Developed by iSpace, Jd-1 is a 15-ton reusable liquid oxygen-methane engine. The engine adopts a multi-purpose design idea, including a basic type of fixed thrust, a variable thrust type and a vacuum type, three types in total. The latter two are derivates of the first type. The components of each type can be shared, which is conducive to reducing the R&D cycle and funding. It is understood that the 15-ton thrust engine can be used as the first-stage basic power of the launch vehicle in parallel with multiple same engines, or as a single engine of the vertical recovery power or the power of the upper stage of the rocket. It takes into account the needs of two stages. Not long before, JD-1 has completed several full-system, long-range test runs and a second start-up test run in succession, with a cumulative test run time exceeding 2,200 seconds. In the follow-up, JD-1 will continue to carry out ground tests, such as a swing test run, whole engine vibration mode test, various engine boundary tests, engine endurance and reliability test run, and other tests.

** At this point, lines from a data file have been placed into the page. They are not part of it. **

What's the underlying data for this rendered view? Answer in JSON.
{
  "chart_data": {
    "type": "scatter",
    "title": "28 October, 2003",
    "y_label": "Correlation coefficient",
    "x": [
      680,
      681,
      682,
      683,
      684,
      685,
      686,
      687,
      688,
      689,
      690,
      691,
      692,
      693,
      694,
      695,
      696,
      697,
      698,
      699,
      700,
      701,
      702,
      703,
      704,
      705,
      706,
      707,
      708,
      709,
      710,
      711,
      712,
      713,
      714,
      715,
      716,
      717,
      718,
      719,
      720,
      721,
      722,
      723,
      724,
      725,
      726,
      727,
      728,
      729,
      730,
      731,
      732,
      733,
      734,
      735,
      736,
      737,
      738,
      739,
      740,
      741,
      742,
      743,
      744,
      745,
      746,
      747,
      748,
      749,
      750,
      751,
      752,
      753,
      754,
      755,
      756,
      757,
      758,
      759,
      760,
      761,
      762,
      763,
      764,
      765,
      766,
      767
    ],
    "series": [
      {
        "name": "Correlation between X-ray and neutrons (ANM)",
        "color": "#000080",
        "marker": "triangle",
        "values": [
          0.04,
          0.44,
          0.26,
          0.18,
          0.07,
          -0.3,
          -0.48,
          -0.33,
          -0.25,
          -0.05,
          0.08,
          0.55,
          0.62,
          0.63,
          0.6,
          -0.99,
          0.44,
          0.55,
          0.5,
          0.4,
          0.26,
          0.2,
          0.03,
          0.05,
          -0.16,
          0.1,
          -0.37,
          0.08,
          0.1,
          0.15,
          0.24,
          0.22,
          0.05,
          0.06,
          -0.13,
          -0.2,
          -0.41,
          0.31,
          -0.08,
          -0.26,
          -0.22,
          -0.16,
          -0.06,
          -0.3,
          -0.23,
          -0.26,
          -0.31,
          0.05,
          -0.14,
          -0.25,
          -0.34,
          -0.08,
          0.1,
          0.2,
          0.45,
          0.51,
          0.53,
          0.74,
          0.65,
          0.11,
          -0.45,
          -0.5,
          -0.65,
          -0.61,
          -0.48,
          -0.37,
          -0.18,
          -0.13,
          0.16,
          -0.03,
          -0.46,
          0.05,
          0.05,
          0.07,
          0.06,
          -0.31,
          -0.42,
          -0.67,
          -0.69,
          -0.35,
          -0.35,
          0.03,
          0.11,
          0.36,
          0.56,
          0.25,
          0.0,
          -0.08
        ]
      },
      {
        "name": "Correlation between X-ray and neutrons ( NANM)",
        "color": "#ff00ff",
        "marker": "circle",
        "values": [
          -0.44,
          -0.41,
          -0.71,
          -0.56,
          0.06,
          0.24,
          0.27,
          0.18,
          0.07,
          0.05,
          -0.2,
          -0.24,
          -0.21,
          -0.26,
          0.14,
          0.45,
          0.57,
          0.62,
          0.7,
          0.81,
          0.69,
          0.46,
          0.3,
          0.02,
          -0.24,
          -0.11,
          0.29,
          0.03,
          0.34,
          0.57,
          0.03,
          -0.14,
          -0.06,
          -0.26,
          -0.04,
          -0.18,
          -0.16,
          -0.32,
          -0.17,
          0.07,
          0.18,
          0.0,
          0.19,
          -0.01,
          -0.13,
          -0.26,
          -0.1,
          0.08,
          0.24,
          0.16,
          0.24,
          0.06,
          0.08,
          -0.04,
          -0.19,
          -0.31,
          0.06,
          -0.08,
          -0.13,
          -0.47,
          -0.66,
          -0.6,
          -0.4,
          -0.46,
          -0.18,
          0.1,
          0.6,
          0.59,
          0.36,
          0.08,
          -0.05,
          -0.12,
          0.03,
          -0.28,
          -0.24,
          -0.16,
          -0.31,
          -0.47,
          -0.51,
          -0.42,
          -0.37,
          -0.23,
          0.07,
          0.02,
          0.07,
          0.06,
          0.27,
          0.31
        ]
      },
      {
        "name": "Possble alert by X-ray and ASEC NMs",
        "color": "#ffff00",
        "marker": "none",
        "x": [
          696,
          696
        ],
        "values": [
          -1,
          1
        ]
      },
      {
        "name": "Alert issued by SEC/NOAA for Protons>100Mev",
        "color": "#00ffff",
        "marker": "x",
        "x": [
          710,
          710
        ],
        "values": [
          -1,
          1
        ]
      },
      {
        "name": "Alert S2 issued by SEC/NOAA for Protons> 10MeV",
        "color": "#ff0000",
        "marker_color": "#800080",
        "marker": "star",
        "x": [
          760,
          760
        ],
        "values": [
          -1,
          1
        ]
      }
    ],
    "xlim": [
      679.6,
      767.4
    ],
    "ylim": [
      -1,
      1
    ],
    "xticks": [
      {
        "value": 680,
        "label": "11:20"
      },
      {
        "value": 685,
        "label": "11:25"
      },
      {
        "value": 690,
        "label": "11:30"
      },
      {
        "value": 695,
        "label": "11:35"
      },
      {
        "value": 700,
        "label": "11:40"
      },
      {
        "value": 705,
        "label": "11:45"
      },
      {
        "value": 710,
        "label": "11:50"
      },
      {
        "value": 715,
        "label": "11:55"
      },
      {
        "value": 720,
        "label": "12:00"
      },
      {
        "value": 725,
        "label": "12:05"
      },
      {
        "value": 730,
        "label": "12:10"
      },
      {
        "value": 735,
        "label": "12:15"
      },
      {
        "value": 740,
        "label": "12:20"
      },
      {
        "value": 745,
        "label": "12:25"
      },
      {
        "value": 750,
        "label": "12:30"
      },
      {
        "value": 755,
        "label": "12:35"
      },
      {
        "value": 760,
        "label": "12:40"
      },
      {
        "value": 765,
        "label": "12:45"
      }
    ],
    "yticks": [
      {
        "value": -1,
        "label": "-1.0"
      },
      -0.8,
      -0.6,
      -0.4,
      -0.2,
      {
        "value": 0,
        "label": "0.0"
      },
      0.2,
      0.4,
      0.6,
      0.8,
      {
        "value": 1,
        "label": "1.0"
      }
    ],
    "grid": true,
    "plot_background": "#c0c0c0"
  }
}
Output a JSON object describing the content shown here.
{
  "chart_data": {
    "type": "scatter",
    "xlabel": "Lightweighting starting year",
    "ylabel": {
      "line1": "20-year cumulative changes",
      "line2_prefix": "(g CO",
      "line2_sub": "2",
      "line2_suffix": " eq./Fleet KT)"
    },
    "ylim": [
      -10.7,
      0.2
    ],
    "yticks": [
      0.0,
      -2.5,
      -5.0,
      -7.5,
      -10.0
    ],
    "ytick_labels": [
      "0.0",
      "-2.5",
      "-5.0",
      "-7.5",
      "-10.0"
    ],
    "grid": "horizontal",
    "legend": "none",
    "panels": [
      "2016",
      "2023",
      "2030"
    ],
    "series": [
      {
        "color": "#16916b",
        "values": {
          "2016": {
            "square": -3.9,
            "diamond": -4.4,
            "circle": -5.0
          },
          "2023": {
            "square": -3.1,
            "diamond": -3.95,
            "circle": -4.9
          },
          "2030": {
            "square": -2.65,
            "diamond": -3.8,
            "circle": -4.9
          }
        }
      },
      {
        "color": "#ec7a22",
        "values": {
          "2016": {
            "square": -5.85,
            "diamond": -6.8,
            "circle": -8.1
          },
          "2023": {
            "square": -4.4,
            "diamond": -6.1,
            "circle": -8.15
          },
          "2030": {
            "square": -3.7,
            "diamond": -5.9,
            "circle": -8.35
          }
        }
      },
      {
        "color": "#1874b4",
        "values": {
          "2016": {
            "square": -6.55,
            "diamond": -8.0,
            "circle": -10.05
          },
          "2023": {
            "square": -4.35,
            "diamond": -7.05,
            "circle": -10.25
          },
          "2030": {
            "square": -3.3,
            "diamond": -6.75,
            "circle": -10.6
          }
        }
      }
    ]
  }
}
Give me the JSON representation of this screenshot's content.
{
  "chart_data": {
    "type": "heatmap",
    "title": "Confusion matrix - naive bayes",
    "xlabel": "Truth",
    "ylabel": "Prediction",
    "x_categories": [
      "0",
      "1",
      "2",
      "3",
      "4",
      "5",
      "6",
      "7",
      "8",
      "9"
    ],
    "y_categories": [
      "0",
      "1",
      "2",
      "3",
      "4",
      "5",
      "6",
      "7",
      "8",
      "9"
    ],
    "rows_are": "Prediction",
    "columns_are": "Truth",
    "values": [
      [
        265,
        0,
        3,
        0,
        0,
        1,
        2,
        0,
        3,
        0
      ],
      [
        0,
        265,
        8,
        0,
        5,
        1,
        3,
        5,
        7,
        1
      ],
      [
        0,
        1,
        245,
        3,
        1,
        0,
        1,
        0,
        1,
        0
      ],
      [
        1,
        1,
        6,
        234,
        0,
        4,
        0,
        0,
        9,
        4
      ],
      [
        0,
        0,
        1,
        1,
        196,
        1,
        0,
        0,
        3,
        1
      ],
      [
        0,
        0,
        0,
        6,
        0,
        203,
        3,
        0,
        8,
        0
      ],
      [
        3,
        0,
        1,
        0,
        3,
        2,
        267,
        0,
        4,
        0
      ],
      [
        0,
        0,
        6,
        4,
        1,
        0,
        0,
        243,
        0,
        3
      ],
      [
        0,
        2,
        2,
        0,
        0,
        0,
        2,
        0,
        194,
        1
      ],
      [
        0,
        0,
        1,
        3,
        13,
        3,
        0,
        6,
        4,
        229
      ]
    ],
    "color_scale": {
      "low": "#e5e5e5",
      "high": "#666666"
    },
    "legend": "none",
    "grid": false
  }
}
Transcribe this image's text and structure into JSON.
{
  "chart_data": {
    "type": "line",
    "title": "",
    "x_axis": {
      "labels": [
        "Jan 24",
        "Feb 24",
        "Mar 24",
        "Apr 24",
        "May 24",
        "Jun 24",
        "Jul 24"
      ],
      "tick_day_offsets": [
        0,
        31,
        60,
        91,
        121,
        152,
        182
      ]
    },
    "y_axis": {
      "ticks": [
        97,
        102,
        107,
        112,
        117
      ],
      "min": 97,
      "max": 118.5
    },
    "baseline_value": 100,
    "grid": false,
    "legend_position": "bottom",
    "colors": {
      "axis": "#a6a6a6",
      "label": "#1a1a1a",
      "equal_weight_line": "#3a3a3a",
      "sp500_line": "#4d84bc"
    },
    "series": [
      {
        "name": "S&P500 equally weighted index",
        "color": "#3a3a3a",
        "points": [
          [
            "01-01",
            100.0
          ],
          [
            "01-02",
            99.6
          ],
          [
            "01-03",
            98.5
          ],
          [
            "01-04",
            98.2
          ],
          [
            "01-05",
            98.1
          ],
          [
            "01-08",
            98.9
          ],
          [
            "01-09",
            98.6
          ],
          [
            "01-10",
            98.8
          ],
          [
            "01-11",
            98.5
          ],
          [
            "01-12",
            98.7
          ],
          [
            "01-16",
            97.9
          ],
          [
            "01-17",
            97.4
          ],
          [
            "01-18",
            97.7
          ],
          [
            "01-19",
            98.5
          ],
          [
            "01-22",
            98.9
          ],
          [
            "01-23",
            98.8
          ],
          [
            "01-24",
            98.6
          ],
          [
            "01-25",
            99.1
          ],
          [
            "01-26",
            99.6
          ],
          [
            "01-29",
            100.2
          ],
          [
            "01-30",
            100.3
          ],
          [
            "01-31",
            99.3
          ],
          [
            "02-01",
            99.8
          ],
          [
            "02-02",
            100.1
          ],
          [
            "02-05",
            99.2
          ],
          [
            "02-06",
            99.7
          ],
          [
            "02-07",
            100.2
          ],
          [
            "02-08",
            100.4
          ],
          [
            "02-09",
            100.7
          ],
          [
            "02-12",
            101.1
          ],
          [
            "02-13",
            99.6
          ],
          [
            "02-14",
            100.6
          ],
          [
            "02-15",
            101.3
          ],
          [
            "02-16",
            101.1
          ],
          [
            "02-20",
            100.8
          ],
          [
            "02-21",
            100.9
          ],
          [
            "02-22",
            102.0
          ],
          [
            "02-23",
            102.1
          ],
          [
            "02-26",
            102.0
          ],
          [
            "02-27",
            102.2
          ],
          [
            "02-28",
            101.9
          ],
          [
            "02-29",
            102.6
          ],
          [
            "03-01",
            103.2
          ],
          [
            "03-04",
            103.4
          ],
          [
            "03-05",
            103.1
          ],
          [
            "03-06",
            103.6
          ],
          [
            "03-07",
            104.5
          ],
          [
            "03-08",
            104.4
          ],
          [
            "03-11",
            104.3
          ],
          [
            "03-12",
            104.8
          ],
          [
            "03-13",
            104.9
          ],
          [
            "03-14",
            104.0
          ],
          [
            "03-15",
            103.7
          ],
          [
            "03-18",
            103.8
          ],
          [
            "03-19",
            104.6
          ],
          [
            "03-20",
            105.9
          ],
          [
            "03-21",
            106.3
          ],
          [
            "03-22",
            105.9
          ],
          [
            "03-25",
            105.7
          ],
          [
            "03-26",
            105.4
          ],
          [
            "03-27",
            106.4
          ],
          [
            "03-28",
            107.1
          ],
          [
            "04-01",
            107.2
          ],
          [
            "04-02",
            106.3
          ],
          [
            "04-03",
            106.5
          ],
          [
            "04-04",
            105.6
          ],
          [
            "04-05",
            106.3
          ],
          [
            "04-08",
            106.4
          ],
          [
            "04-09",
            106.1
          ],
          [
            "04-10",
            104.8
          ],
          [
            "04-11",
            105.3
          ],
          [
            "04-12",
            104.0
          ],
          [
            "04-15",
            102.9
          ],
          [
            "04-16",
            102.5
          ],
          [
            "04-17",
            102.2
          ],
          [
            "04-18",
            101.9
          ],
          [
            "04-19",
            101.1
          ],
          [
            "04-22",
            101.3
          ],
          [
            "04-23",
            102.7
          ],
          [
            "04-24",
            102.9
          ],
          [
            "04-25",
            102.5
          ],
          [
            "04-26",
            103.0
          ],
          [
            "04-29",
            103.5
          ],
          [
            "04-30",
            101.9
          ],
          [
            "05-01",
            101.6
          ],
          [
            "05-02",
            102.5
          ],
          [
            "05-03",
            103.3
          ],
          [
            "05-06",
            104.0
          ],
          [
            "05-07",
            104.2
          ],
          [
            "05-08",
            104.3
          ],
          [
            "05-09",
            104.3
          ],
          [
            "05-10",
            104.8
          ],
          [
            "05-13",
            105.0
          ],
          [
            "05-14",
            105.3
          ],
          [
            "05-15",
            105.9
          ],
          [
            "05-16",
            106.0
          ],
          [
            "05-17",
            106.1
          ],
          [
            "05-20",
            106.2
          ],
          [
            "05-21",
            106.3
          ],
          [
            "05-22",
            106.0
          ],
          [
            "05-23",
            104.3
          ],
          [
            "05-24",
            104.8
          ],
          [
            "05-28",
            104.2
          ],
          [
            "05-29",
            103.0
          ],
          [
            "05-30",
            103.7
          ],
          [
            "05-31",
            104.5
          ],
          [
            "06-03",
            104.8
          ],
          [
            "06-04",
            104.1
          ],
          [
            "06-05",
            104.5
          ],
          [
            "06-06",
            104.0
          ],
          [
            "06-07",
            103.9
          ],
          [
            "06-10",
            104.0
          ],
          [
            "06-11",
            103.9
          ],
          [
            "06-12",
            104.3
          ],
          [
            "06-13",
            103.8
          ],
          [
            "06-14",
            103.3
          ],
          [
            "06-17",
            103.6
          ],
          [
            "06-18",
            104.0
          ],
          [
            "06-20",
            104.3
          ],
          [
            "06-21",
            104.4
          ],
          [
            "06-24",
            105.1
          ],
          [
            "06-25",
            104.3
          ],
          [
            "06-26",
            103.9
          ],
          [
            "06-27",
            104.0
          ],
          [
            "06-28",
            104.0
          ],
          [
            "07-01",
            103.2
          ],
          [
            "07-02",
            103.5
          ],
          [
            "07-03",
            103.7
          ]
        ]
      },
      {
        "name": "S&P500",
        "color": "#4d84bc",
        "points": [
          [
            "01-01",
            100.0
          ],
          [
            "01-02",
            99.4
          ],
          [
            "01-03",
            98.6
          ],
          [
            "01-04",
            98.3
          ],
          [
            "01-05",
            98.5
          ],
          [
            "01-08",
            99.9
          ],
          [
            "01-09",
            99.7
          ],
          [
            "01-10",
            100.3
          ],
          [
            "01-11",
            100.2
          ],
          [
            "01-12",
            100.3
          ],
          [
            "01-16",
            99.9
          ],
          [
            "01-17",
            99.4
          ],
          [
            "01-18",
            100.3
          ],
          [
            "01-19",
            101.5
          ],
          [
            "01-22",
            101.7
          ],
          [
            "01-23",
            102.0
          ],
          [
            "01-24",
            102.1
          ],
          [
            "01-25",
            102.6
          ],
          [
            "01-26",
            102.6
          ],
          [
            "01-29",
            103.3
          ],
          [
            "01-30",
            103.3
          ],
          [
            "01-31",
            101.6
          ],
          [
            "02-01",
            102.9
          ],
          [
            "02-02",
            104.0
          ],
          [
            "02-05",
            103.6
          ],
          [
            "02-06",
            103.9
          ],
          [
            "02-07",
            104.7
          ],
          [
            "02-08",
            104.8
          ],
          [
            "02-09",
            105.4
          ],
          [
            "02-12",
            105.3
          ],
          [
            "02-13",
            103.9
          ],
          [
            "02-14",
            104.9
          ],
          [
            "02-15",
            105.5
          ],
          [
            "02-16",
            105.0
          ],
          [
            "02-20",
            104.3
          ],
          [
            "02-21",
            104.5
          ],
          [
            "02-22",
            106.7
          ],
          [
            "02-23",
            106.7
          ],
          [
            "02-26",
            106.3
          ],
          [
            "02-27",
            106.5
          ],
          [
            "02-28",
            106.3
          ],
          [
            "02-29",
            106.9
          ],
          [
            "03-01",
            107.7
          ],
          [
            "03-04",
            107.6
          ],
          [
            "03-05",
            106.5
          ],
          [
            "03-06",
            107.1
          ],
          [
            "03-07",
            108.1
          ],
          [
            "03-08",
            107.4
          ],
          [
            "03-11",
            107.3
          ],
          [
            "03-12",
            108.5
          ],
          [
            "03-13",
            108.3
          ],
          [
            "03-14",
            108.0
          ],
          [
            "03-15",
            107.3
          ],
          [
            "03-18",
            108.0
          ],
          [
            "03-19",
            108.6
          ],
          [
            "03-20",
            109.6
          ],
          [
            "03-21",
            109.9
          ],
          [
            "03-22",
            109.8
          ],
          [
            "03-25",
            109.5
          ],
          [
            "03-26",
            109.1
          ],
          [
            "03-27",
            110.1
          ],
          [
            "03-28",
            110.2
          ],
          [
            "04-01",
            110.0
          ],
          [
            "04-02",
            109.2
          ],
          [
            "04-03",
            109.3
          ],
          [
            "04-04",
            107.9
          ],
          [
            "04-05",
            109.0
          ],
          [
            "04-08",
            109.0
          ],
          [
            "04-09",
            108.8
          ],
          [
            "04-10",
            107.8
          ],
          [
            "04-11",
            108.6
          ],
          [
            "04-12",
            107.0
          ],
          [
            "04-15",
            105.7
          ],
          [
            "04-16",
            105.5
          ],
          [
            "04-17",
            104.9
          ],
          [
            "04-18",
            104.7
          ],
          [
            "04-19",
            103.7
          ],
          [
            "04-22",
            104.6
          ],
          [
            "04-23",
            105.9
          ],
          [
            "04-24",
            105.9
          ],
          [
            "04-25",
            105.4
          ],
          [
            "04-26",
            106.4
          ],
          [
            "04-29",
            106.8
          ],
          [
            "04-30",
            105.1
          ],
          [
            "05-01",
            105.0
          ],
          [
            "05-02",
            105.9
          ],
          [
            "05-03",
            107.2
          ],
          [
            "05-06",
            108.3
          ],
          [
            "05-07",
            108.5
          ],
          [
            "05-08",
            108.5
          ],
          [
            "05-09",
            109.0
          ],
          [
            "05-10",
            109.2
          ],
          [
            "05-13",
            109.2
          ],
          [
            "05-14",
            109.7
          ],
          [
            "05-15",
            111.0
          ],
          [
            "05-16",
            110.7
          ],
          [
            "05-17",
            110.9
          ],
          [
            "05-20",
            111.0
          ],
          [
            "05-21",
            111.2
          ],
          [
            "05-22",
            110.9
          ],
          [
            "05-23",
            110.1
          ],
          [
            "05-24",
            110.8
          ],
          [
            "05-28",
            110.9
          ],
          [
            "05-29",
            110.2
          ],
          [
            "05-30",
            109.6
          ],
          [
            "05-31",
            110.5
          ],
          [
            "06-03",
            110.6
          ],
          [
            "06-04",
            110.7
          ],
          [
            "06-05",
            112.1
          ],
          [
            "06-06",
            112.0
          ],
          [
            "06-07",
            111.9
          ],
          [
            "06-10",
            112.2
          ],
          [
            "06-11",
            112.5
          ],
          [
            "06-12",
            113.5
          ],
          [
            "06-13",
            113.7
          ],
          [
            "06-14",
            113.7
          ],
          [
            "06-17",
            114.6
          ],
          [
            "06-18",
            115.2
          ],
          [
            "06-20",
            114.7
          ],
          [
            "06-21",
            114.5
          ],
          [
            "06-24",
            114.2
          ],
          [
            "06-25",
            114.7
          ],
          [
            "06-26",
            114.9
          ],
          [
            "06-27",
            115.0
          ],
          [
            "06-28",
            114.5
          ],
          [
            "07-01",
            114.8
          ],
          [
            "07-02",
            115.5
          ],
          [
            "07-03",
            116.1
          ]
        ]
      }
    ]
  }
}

In the future, JD-1 series configuration engines will be used on hyperbolic II, a reusable launch vehicle independently developed by iSpace, with nine of them installed in the first stage and one installed in the second stage. The company plans to breakthrough and fully master the technology of reusable launch vehicles through a 100-km vertical take-off and landing test of the hyperbolic II substage. It will perform the first flight of the hyperbolic II launch vehicle in 2021. At that time, the company will grasp the reusable technology of the liquid propellant launch vehicle and fulfill another leap-forward improvement of China’s commercial aerospace capacity.